Alan Sepinwall of Rolling Stone wrote, "Even so, 'Man City' clocks in at 10 minutes longer than the season average — essentially the length of two network sitcom episodes back to back, or that of many modern dramas. But it never feels long, because it earns that relatively epic running time. The installment brings several of this season's arcs to a boil, even as it's a really well-constructed episode of television on its own. All the pieces fit together in a satisfying — if often profoundly sad — way across those 45 minutes, and it advances some longer stories without undermining the experience of this installment. It's fantastic."

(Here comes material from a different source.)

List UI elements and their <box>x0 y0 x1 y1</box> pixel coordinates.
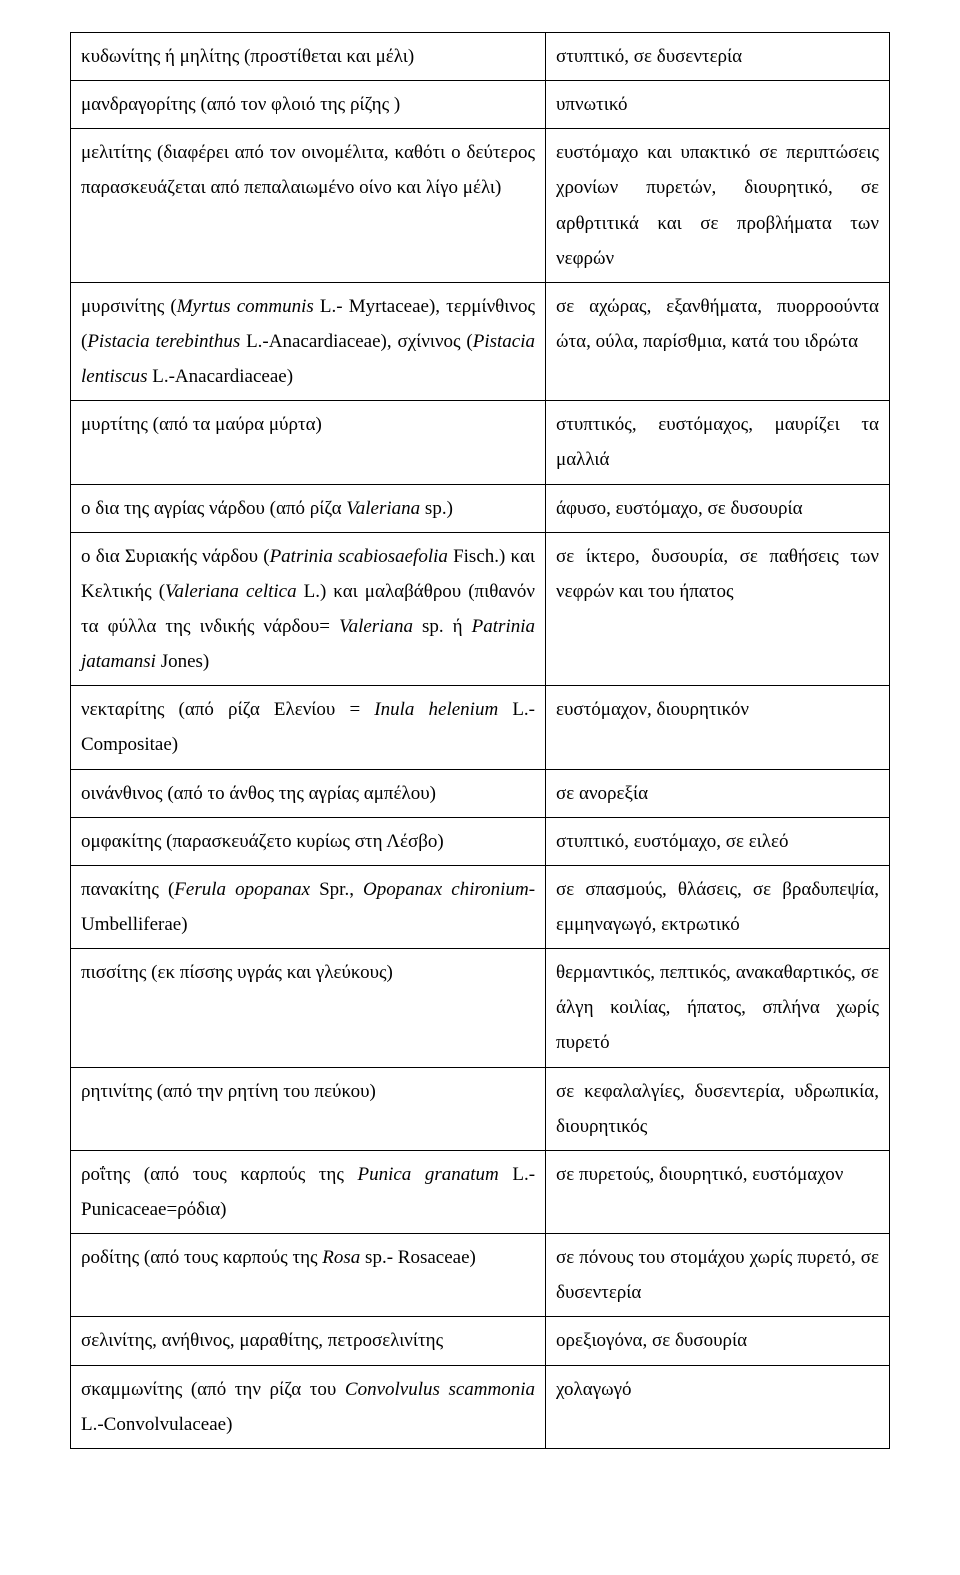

Keith Phipps of Vulture gave the episode a 4 star rating out of 5 and wrote, "This loss will have consequences. It's going to take Jamie a long time to recover from a double dose of humiliation, and Beard heads off to do God knows what in the London night. The team's spirit appears to be broken, and though Ted makes it through the night without surrendering to a panic attack, it breaks him down enough that he knows he has to level with Sharon about one source of his troubles: his father's death by suicide." Becca Newton of TV Fanatic gave the episode a perfect 5 star rating out of 5 and wrote, "Ted Lasso isn't a joyous, life-affirming show because it thinks life is nothing but an endless swim in a pool filled with cash and Sour Patch Kids. It's a joyous, life-affirming show because it acknowledges the less rosy sides of life. So even though 'Man City' was the darkest installment of the show to date, it also had some of its warmest, most uplifting moments yet."

Linda Holmes of NPR wrote, "The genuine comedy-drama that unapologetically mixes genuine dramatic elements with silliness, a show like Barry or The Marvelous Mrs. Maisel or Fleabag or GLOW or Insecure, while it isn't entirely new, has found a home in the present streaming landscape that didn't necessarily exist 20 years ago except in rare cases. And that brings us to this week's episode of Ted Lasso." Christopher Orr of The New York Times wrote, "I'm sure there will be a variety of strong opinions about the Rebecca-Sam connection. And I think everyone — myself included! — should wait to see how it proceeds before coming to firm conclusions. But it may be that I exaggerated (ever so slightly?) the degree to which Sam's father raised him to be a gentleman."

===Awards and accolades===
TVLine named Phil Dunster as an honorable mention as the "Performer of the Week" for the week of September 11, 2021, for his performance in the episode. The site wrote, "Ted Lasso Season 2 had been, disarmingly so, drama-free when it came to prodigal son Jamie Tartt. But early on this week, when Jamie winced at a text from his Dad, you sensed something was brewing. That dread was confirmed when James and boozy buds showed up for AFC Richmond's semifinal — in opponent Man City's jerseys. What followed was a tense scene between Phil Dunster's Jamie and his pop, who came to the locker room not to just taunt Jamie about losing (badly) to the club he played with for a hot minute, but to dis his current mates as 'amateurs.' Throughout James' harangue, Dunster gave us a stoic, though clearly not unmoved, Jamie. You could hear a fuse hissing. When Jamie eventually clocked his father, watch again and you’ll see a mix of 'Did I just punch my Dad?' sadness and 'Damn straight I did!' resolve. A teary embrace with Roy punctuated Dunster's most nuanced work yet."